Adamian explained the low survival rate for pancreatic cancer patients is due in part to the difficulty of identifying biomarkers to make early diagnoses.

“Pancreatic cancer is currently at a 7 percent survival rate. We thought we really needed a breakthrough for this cancer,” she said. “We think this [method] could really help to identify new biomarkers.”

Hoover, who began working on developing these novel mH-based methods as an undergraduate at CSUN, said the new technique will pave the way for better genome and RNA sequencing of patient tissue — a potentially life-changing feat for pancreatic cancer research.
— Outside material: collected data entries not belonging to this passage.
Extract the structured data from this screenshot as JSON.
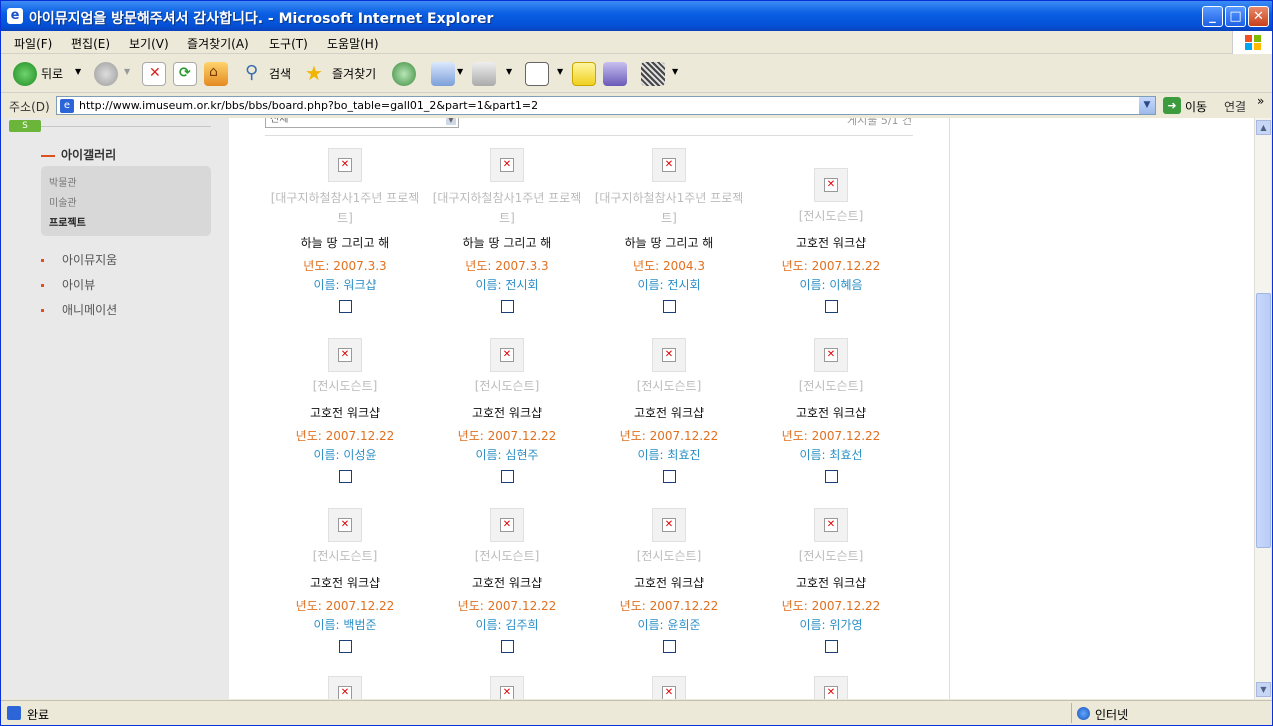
{
  "window": {
    "title": "아이뮤지엄을 방문해주셔서 감사합니다. - Microsoft Internet Explorer",
    "icon": "ie-icon",
    "controls": [
      "minimize-icon",
      "maximize-icon",
      "close-icon"
    ]
  },
  "menubar": {
    "items": [
      "파일(F)",
      "편집(E)",
      "보기(V)",
      "즐겨찾기(A)",
      "도구(T)",
      "도움말(H)"
    ]
  },
  "toolbar": {
    "back_label": "뒤로",
    "search_label": "검색",
    "favorites_label": "즐겨찾기"
  },
  "addressbar": {
    "label": "주소(D)",
    "url": "http://www.imuseum.or.kr/bbs/bbs/board.php?bo_table=gall01_2&part=1&part1=2",
    "go_label": "이동",
    "links_label": "연결",
    "links_more": "»"
  },
  "statusbar": {
    "status": "완료",
    "zone": "인터넷"
  },
  "sidebar": {
    "badge": "S",
    "section_title": "아이갤러리",
    "sub_items": [
      {
        "label": "박물관",
        "active": false
      },
      {
        "label": "미술관",
        "active": false
      },
      {
        "label": "프로젝트",
        "active": true
      }
    ],
    "items": [
      "아이뮤지움",
      "아이뷰",
      "애니메이션"
    ]
  },
  "board": {
    "filter_value": "전체",
    "count_text": "게시물 5/1 건",
    "year_prefix": "년도: ",
    "name_prefix": "이름: ",
    "cards": [
      {
        "category": "[대구지하철참사1주년 프로젝트]",
        "title": "하늘 땅 그리고 해",
        "year": "년도: 2007.3.3",
        "name": "이름: 워크샵"
      },
      {
        "category": "[대구지하철참사1주년 프로젝트]",
        "title": "하늘 땅 그리고 해",
        "year": "년도: 2007.3.3",
        "name": "이름: 전시회"
      },
      {
        "category": "[대구지하철참사1주년 프로젝트]",
        "title": "하늘 땅 그리고 해",
        "year": "년도: 2004.3",
        "name": "이름: 전시회"
      },
      {
        "category": "[전시도슨트]",
        "title": "고호전 워크샵",
        "year": "년도: 2007.12.22",
        "name": "이름: 이혜음"
      },
      {
        "category": "[전시도슨트]",
        "title": "고호전 워크샵",
        "year": "년도: 2007.12.22",
        "name": "이름: 이성윤"
      },
      {
        "category": "[전시도슨트]",
        "title": "고호전 워크샵",
        "year": "년도: 2007.12.22",
        "name": "이름: 심현주"
      },
      {
        "category": "[전시도슨트]",
        "title": "고호전 워크샵",
        "year": "년도: 2007.12.22",
        "name": "이름: 최효진"
      },
      {
        "category": "[전시도슨트]",
        "title": "고호전 워크샵",
        "year": "년도: 2007.12.22",
        "name": "이름: 최효선"
      },
      {
        "category": "[전시도슨트]",
        "title": "고호전 워크샵",
        "year": "년도: 2007.12.22",
        "name": "이름: 백범준"
      },
      {
        "category": "[전시도슨트]",
        "title": "고호전 워크샵",
        "year": "년도: 2007.12.22",
        "name": "이름: 김주희"
      },
      {
        "category": "[전시도슨트]",
        "title": "고호전 워크샵",
        "year": "년도: 2007.12.22",
        "name": "이름: 윤희준"
      },
      {
        "category": "[전시도슨트]",
        "title": "고호전 워크샵",
        "year": "년도: 2007.12.22",
        "name": "이름: 위가영"
      }
    ]
  },
  "colors": {
    "title_bar": "#0a5fe2",
    "year_text": "#e07020",
    "name_text": "#2b8fc7",
    "category_text": "#bbbbbb",
    "accent_dash": "#e0501e"
  }
}
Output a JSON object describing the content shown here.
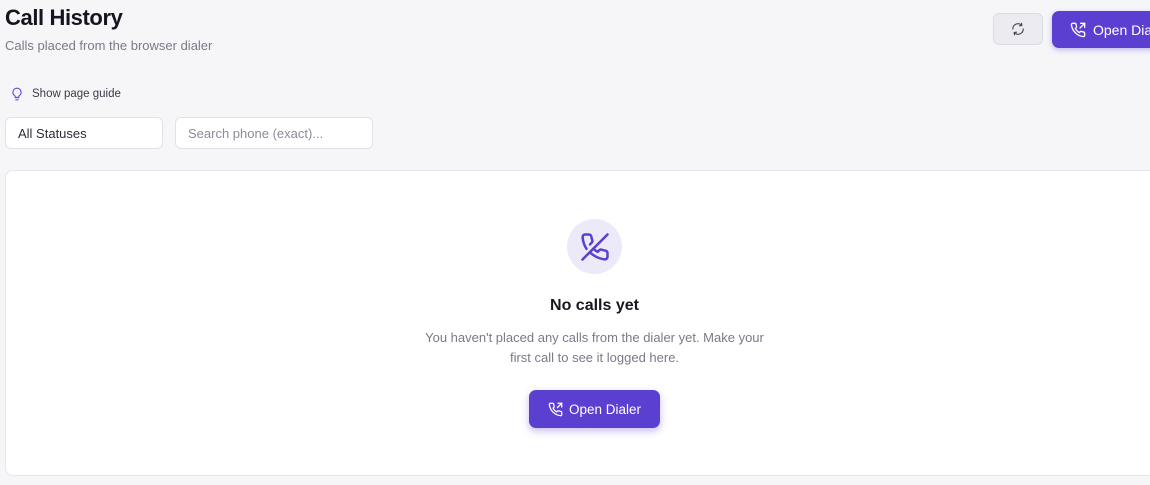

“We see that when we use the microHomogenizerTM method, the gene profile is more similar to fresh tissue samples,” she said. “I just can’t wait for [this project] to continue so we can identify new biomarkers and how gene signatures are changing between patients!”

Claremont BioSolutions’ President and co-founder Dr. Robert Doebler, said the tool’s success is something to be lauded.

“We are honored to be involved in the success achieved by the Kelber Lab in demonstrating a unique method for RNA extraction from challenging FFPE tissue samples utilizing our microHomogenizer™ device,” he said. “We feel that this protocol has the potential to fill a significant need in cancer-related research and clinical oncology.”